We celebrate all types of skills and backgrounds at Canva so even if you donât feel like your skills quite match whatâs listed above â we still want to hear from you!
Please note that interviews are conducted virtually.
Senior Research Scientist - Multimodal Agents in London employer: Canva
Contact Detail:
Canva Recruiting Team
StudySmarter Expert Advice đ¤Ť
We think this is how you could land Senior Research Scientist - Multimodal Agents in London
â¨Tip Number 1
Network like a pro! Reach out to current or former employees at Canva on LinkedIn. A friendly chat can give you insider info and maybe even a referral, which can really boost your chances.
â¨Tip Number 2
Prepare for the interview by diving deep into Canva's mission and values. Show us how your experience in reinforcement learning and agentic systems aligns with what we do. Tailor your examples to highlight your relevant skills!
â¨Tip Number 3
Practice makes perfect! Set up mock interviews with friends or use online platforms. Focus on articulating your thought process when tackling complex problems, especially around multimodal agents and RL.
â¨Tip Number 4
Donât forget to apply through our website! Itâs the best way to ensure your application gets seen. Plus, it shows youâre genuinely interested in joining our team at Canva.

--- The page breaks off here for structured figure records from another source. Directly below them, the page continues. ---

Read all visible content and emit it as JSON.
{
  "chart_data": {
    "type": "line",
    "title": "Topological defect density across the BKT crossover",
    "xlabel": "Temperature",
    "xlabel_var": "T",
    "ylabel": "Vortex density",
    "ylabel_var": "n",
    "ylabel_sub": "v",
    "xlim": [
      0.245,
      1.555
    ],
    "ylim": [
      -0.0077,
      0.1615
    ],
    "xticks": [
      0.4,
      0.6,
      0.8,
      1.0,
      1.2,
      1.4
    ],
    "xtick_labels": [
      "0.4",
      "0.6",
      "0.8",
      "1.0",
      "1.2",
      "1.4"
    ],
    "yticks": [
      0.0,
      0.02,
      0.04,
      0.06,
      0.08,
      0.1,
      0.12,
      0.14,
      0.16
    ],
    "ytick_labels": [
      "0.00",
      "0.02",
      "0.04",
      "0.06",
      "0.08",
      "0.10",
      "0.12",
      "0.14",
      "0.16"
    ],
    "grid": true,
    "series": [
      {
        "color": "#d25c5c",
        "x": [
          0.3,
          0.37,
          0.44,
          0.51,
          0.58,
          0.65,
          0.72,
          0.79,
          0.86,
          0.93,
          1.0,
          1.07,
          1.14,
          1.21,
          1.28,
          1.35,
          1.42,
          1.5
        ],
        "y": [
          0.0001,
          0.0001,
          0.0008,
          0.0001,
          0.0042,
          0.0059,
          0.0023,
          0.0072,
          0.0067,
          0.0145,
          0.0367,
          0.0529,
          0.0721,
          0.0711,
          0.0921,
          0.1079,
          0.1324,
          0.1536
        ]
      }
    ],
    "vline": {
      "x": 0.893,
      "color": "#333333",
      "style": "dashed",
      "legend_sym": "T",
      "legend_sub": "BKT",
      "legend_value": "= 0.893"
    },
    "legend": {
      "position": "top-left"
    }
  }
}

We think you need these skills to ace Senior Research Scientist - Multimodal Agents in London
Some tips for your application đŤĄ
Tailor Your Application: Make sure to customise your CV and cover letter for the Senior Research Scientist role. Highlight your experience with reinforcement learning and agentic systems, as this is what weâre really looking for!
Showcase Your Projects: Include specific examples of your past work that relate to multimodal modelling and post-training. We love seeing how youâve tackled challenges and turned research into real-world applications.
Be Clear and Concise: When writing your application, keep it straightforward. Use clear language to explain your skills and experiences, so we can easily see how you fit into our team at Canva.
Apply Through Our Website: Donât forget to submit your application through our official website! Itâs the best way for us to receive your details and get you in the loop for this exciting opportunity.
How to prepare for a job interview at Canva
â¨Know Your Stuff
Make sure you brush up on reinforcement learning and agentic systems. Familiarise yourself with the latest research and developments in these areas, as well as how they relate to Canva's mission. Being able to discuss your past experiences and how they align with the role will show that you're genuinely interested.
â¨Prepare for Technical Questions
Expect to dive deep into technical discussions about post-training, policy optimisation, and reward modelling. Practise explaining complex concepts clearly and concisely, as you'll need to demonstrate your expertise in Python and PyTorch. Consider doing mock interviews with peers to sharpen your responses.
â¨Show Your Collaborative Spirit
Canva values teamwork, so be ready to share examples of how you've successfully collaborated with product, design, and safety teams in the past. Highlight any experiences where you turned research into practical applications, as this will resonate well with their focus on delivering reliable features.
â¨Ask Insightful Questions
Prepare thoughtful questions that show your interest in Canva's projects and culture. Inquire about their approach to scaling multimodal agentic systems or how they evaluate the success of their agents. This not only demonstrates your enthusiasm but also helps you gauge if the company is the right fit for you.